MYRTLE BEACH — Shaun Cox started her business Pivotal Health Solutions just over a year ago, aiming to meet a growing need for mental health and therapeutic services in Horry and Georgetown counties.
Given her business is just over a year old, she barely qualifies for a relief grant Gov. Henry McMaster was in Myrtle Beach to promote on Friday aimed at helping small businesses get by.
But having only received a small amount of money earlier in the pandemic, Cox's business needs help — fast.
“We have not shut down one time. We put everything in place we could. I don’t know what else to do, I’ve literally dragged this company on my back,” Cox said, breaking up in tears as she talked about how hard her employees have worked to keep the company alive.

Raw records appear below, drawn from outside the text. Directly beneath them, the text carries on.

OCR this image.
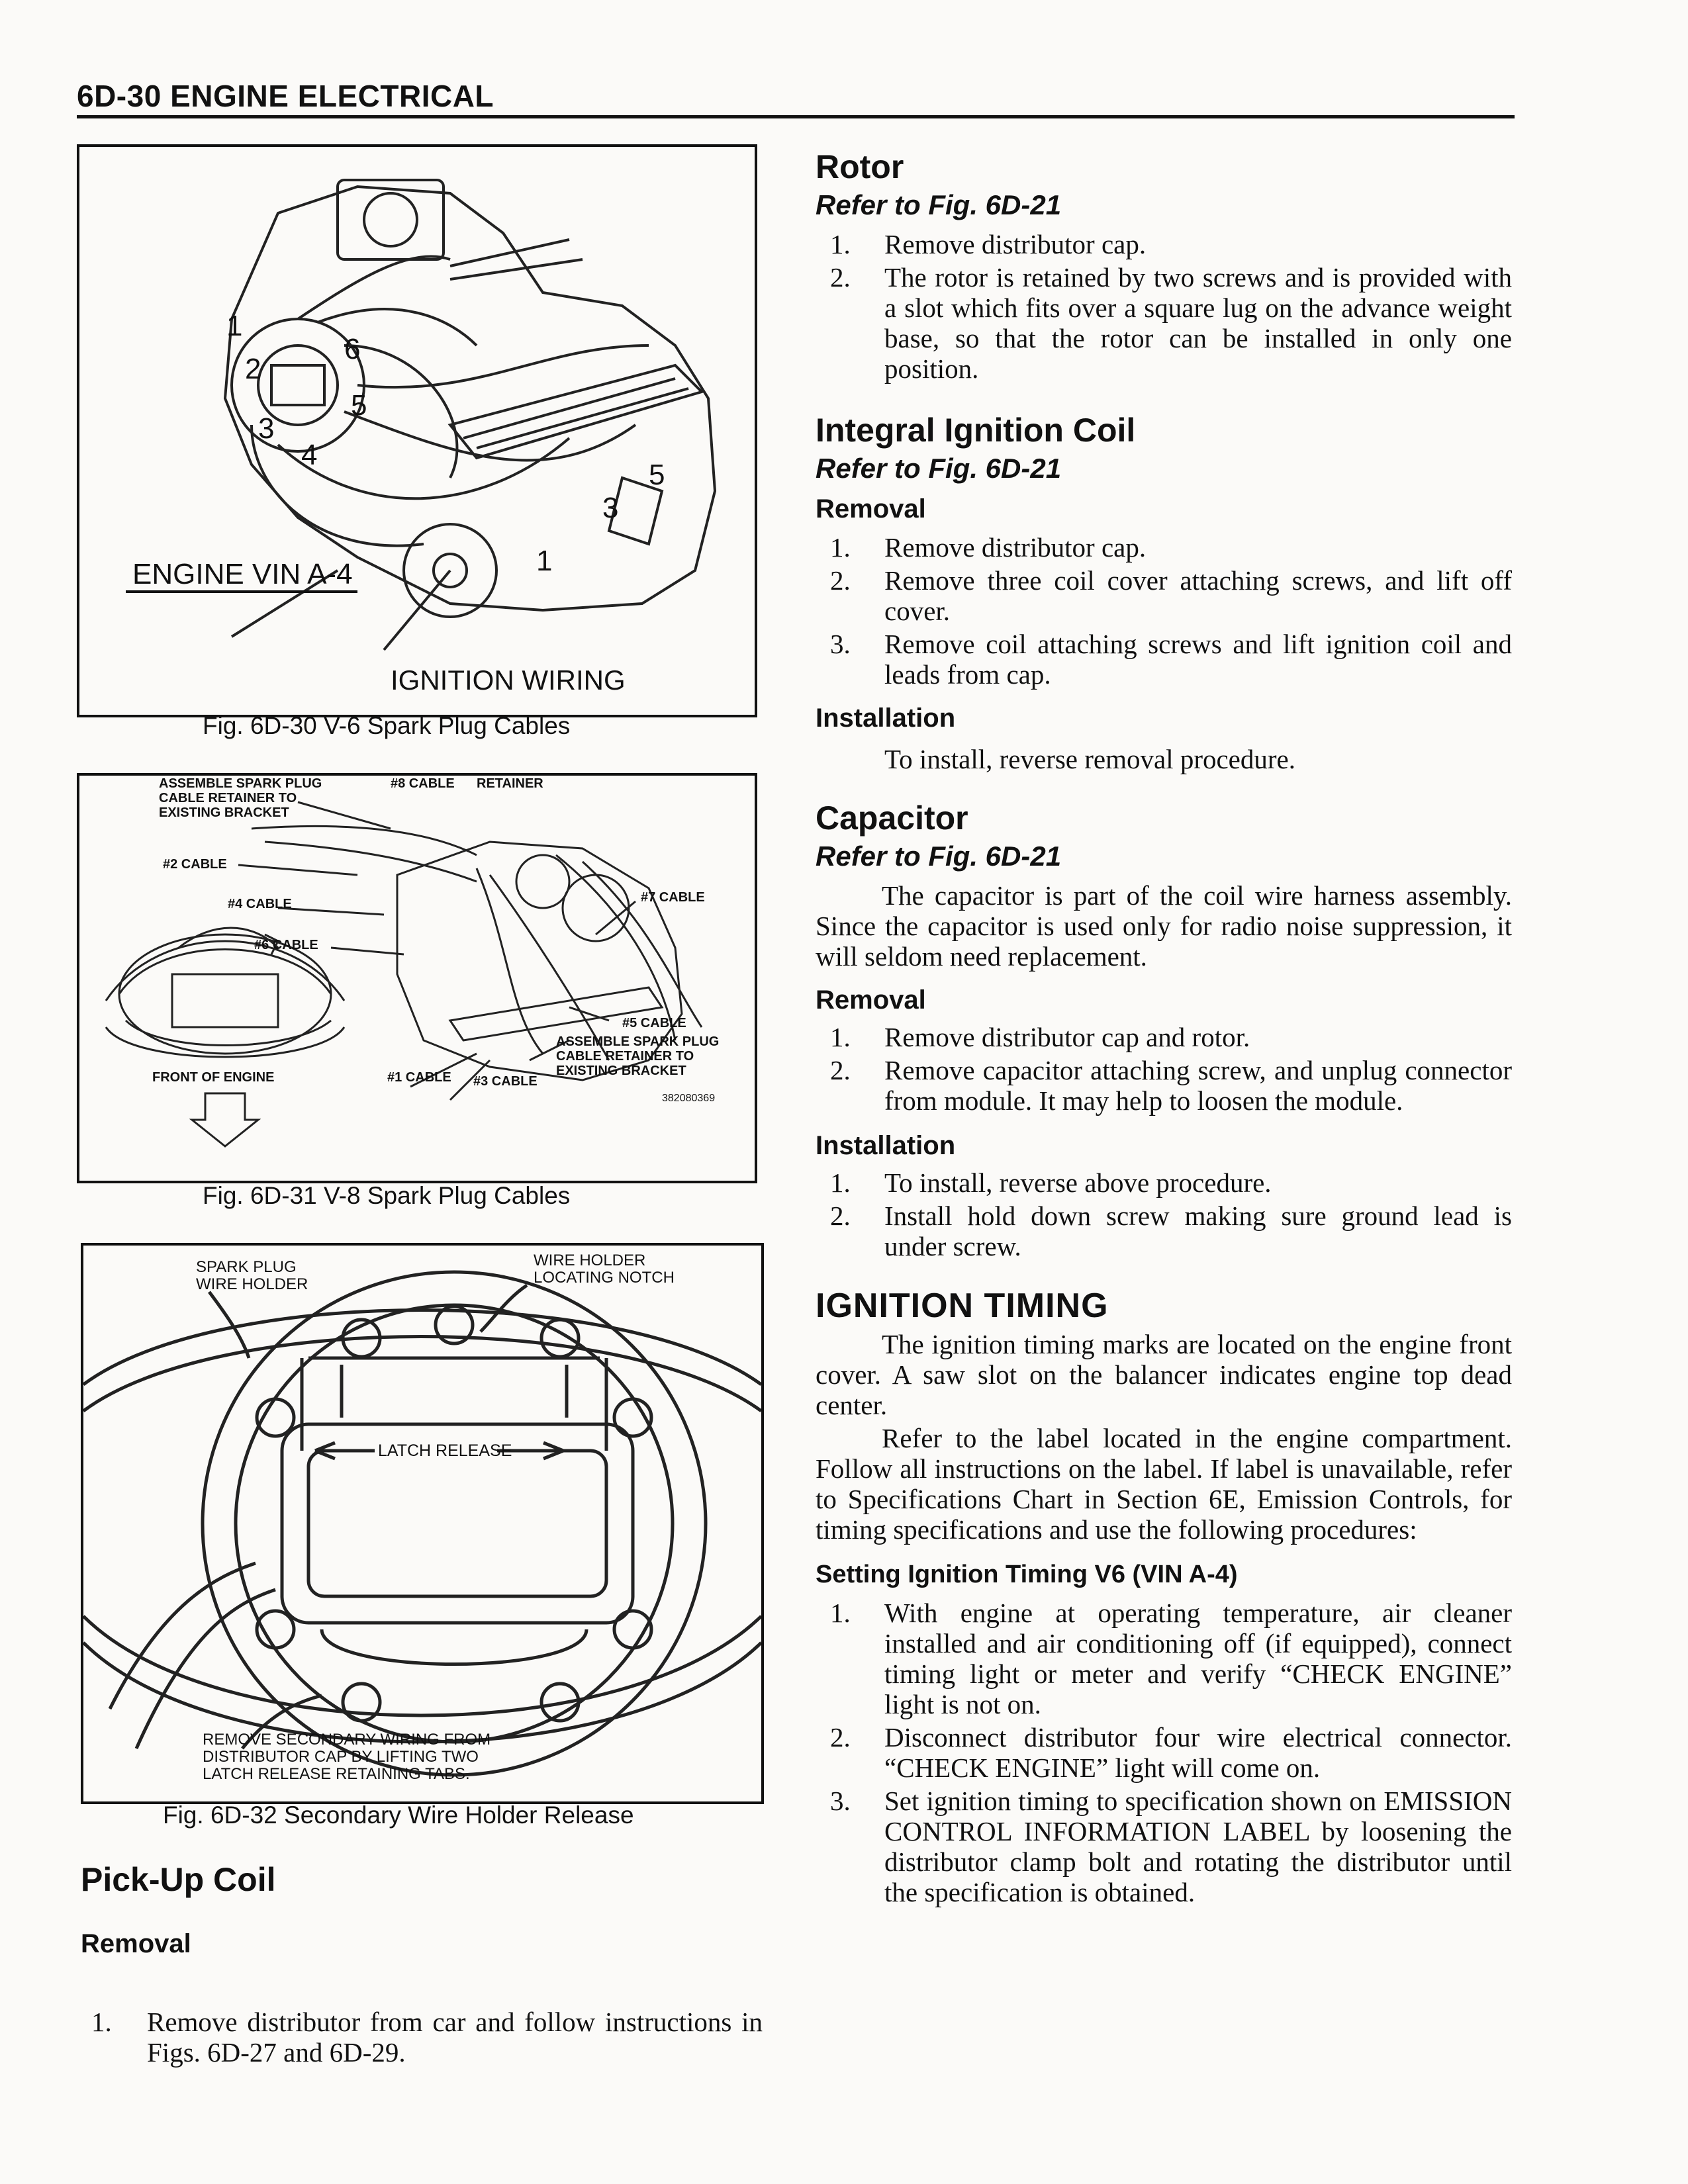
6D-30 ENGINE ELECTRICAL
1
2
3
4
5
6
5
3
1
ENGINE VIN A-4
IGNITION WIRING
Fig. 6D-30 V-6 Spark Plug Cables
ASSEMBLE SPARK PLUG
CABLE RETAINER TO
EXISTING BRACKET
#8 CABLE RETAINER
#2 CABLE
#4 CABLE
#6 CABLE
#7 CABLE
#5 CABLE
ASSEMBLE SPARK PLUG
CABLE RETAINER TO
EXISTING BRACKET
FRONT OF ENGINE	#1 CABLE #3 CABLE
382080369
Fig. 6D-31 V-8 Spark Plug Cables
SPARK PLUG
WIRE HOLDER
WIRE HOLDER
LOCATING NOTCH
LATCH RELEASE
REMOVE SECONDARY WIRING FROM
DISTRIBUTOR CAP BY LIFTING TWO
LATCH RELEASE RETAINING TABS.
Fig. 6D-32 Secondary Wire Holder Release
Pick-Up Coil
Removal
1. Remove distributor from car and follow instructions in Figs. 6D-27 and 6D-29.
Rotor
Refer to Fig. 6D-21
1. Remove distributor cap.
2. The rotor is retained by two screws and is provided with a slot which fits over a square lug on the advance weight base, so that the rotor can be installed in only one position.
Integral Ignition Coil
Refer to Fig. 6D-21
Removal
1. Remove distributor cap.
2. Remove three coil cover attaching screws, and lift off cover.
3. Remove coil attaching screws and lift ignition coil and leads from cap.
Installation

To install, reverse removal procedure.

Capacitor
Refer to Fig. 6D-21

The capacitor is part of the coil wire harness assembly. Since the capacitor is used only for radio noise suppression, it will seldom need replacement.

Removal
1. Remove distributor cap and rotor.
2. Remove capacitor attaching screw, and unplug connector from module. It may help to loosen the module.
Installation
1. To install, reverse above procedure.
2. Install hold down screw making sure ground lead is under screw.
IGNITION TIMING

The ignition timing marks are located on the engine front cover. A saw slot on the balancer indicates engine top dead center.

Refer to the label located in the engine compartment. Follow all instructions on the label. If label is unavailable, refer to Specifications Chart in Section 6E, Emission Controls, for timing specifications and use the following procedures:

Setting Ignition Timing V6 (VIN A-4)
1. With engine at operating temperature, air cleaner installed and air conditioning off (if equipped), connect timing light or meter and verify “CHECK ENGINE” light is not on.
2. Disconnect distributor four wire electrical connector. “CHECK ENGINE” light will come on.
3. Set ignition timing to specification shown on EMISSION CONTROL INFORMATION LABEL by loosening the distributor clamp bolt and rotating the distributor until the specification is obtained.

Cox attended Gov. McMaster’s press conference at the International Culinary Institute on Horry-Georgetown Technical College’s campus in the Market Commons area. She was joined by local and state politicians, as well as state government department representatives, who were at the meeting to inform the community about a minority and small business grant the state unveiled recently.

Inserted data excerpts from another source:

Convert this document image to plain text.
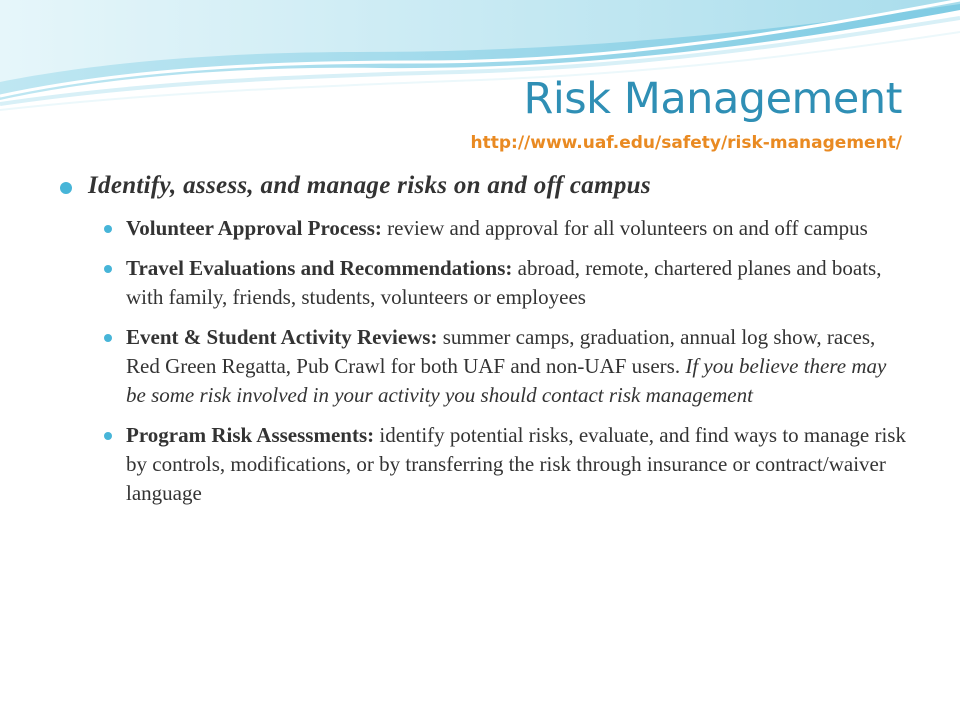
Risk Management
http://www.uaf.edu/safety/risk-management/
Identify, assess, and manage risks on and off campus
Volunteer Approval Process: review and approval for all volunteers on and off campus
Travel Evaluations and Recommendations: abroad, remote, chartered planes and boats, with family, friends, students, volunteers or employees
Event & Student Activity Reviews: summer camps, graduation, annual log show, races, Red Green Regatta, Pub Crawl for both UAF and non-UAF users. If you believe there may be some risk involved in your activity you should contact risk management
Program Risk Assessments: identify potential risks, evaluate, and find ways to manage risk by controls, modifications, or by transferring the risk through insurance or contract/waiver language
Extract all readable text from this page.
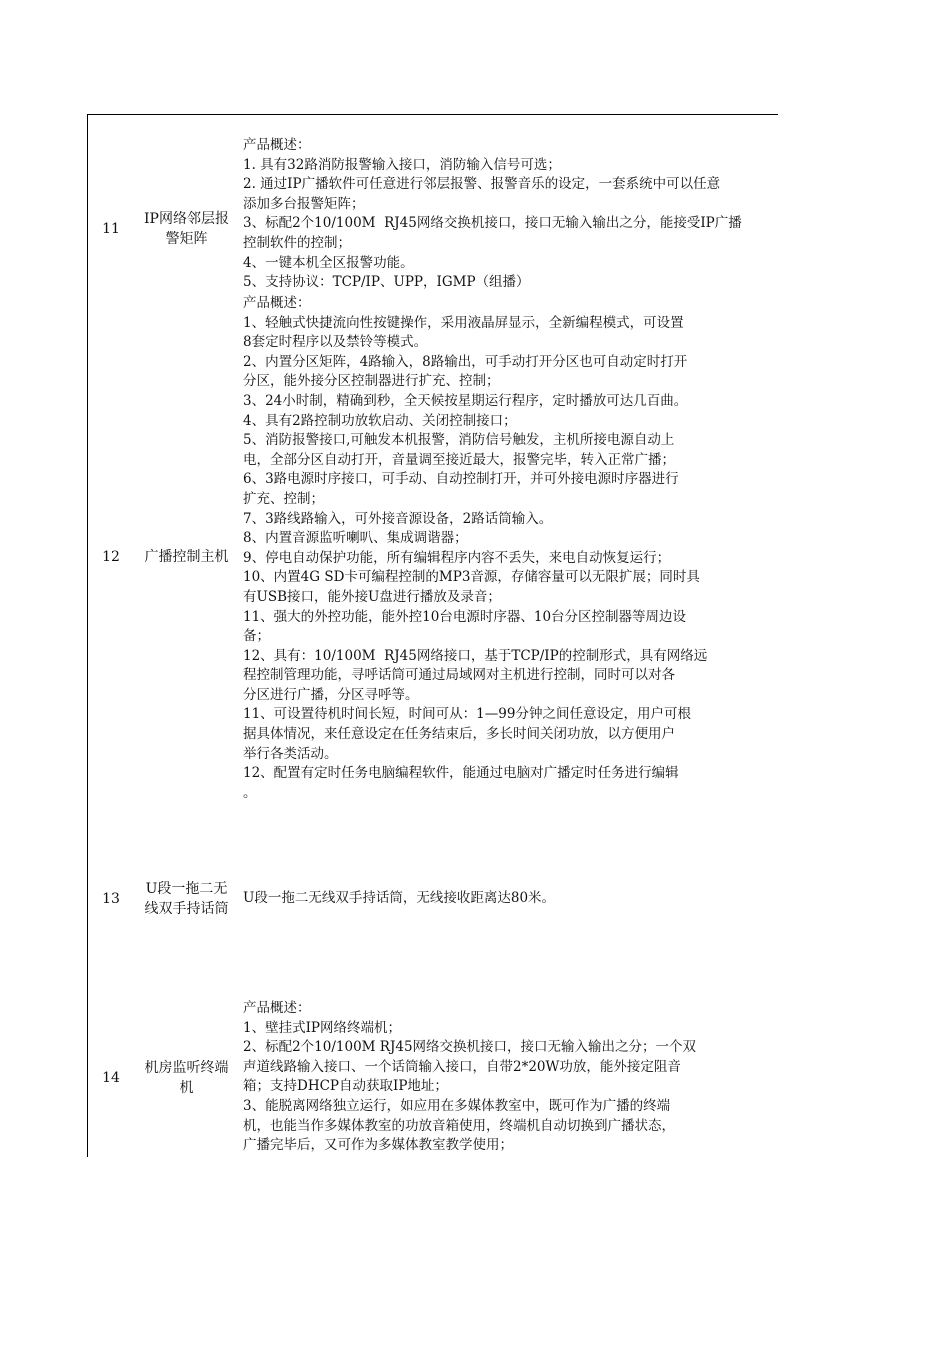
11
IP网络邻层报
警矩阵
产品概述：
1. 具有32路消防报警输入接口，消防输入信号可选；
2. 通过IP广播软件可任意进行邻层报警、报警音乐的设定，一套系统中可以任意
添加多台报警矩阵；
3、标配2个10/100M  RJ45网络交换机接口，接口无输入输出之分，能接受IP广播
控制软件的控制；
4、一键本机全区报警功能。
5、支持协议：TCP/IP、UPP，IGMP（组播）
12 广播控制主机
产品概述：
1、轻触式快捷流向性按键操作，采用液晶屏显示，全新编程模式，可设置
8套定时程序以及禁铃等模式。
2、内置分区矩阵，4路输入，8路输出，可手动打开分区也可自动定时打开
分区，能外接分区控制器进行扩充、控制；
3、24小时制，精确到秒，全天候按星期运行程序，定时播放可达几百曲。
4、具有2路控制功放软启动、关闭控制接口；
5、消防报警接口,可触发本机报警，消防信号触发，主机所接电源自动上
电，全部分区自动打开，音量调至接近最大，报警完毕，转入正常广播；
6、3路电源时序接口，可手动、自动控制打开，并可外接电源时序器进行
扩充、控制；
7、3路线路输入，可外接音源设备，2路话筒输入。
8、内置音源监听喇叭、集成调谐器；
9、停电自动保护功能，所有编辑程序内容不丢失，来电自动恢复运行；
10、内置4G SD卡可编程控制的MP3音源，存储容量可以无限扩展；同时具
有USB接口，能外接U盘进行播放及录音；
11、强大的外控功能，能外控10台电源时序器、10台分区控制器等周边设
备；
12、具有：10/100M  RJ45网络接口，基于TCP/IP的控制形式，具有网络远
程控制管理功能，寻呼话筒可通过局域网对主机进行控制，同时可以对各
分区进行广播，分区寻呼等。
11、可设置待机时间长短，时间可从：1—99分钟之间任意设定，用户可根
据具体情况，来任意设定在任务结束后，多长时间关闭功放，以方便用户
举行各类活动。
12、配置有定时任务电脑编程软件，能通过电脑对广播定时任务进行编辑
。
13
U段一拖二无
线双手持话筒
U段一拖二无线双手持话筒，无线接收距离达80米。
14
机房监听终端
机
产品概述：
1、壁挂式IP网络终端机；
2、标配2个10/100M RJ45网络交换机接口，接口无输入输出之分；一个双
声道线路输入接口、一个话筒输入接口，自带2*20W功放，能外接定阻音
箱；支持DHCP自动获取IP地址；
3、能脱离网络独立运行，如应用在多媒体教室中，既可作为广播的终端
机，也能当作多媒体教室的功放音箱使用，终端机自动切换到广播状态，
广播完毕后，又可作为多媒体教室教学使用；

The CARES act allocated $40 million to help small businesses across the state, but particularly in the Grand Strand where the tourism economy has been hit by a COVID-related economic slow down.
Small businesses can apply for the through Nov. 1 at 11:59 p.m. No late applications will be accepted. Eligible businesses must employ less than 25 people, be physically located in South Carolina, have been in operation since Sept. 13 2019 and can display how the virus has financially impacted their business.
The application can be accessed online on the Accelerate SC website. There is a separate application process for non-profit.
Cox already applied before heading to Friday’s event. When the time came for questions, she asked the governor if help couldn’t come sooner. She doesn’t know if her business can make it to December when additional funds from the CARES act are expected to reach businesses that applied for a new small business program.
She can longer afford to give herself a paycheck, and her business is struggling to survive the year. Cox is determined to make the business work, but the outlook keeps getting scarier.
McMaster thanked her for her healthcare work, but said the need is so great in the state that December is the soonest the government can process all applications.
“On behalf of about five million South Carolinians I thank you for your spirit,” McMaster said to Cox, adding that many South Carolinians are facing the same struggles.
The State of South Carolina is assembling a panel from across departments to decide which businesses will be funded. Certain qualities can help an application like being a minority-owned business or not having received any aid so far during the pandemic.
Once businesses are picked, they can receive between $2,500 and $25,000 depending on need. Likely there won’t be enough money for every business, but owners should be notified by early December if they will get funding.
McMaster knows the process takes time to be done right, and asks for patience as the government works as diligently as it can to process applications. The governor has no plans to shutdown the economy even as cases start to rise, and he hopes the extra CARES act money will help business weather tough financial situations.
“We know that businesses have been hurt. Some by restriction either from the state, counties and cities that put limitations placed on them. Others by a lack of confidence and concern hurt concerned citizens worried about going out,” McMaster said. “We are on the rebound but know businesses are still hurting.”
Myrtle Beach City Councilmember and small business owner Mike Chestnut said he knows first hand how hard the Grand Strand has been hit by COVID. He employs about 20 people, and this money, regardless of how much he gets, will help his company survive until conditions improve.
Chestnut also said he wished the application process was faster, but he said businesses need to apply and for the applications to be verified.
“I’d encourage every business owner, apply. You have not sometimes because you ask not,” Chestnut said. “Small businesses are the backbone of our economy ... we got to do our part and follow through with the program.”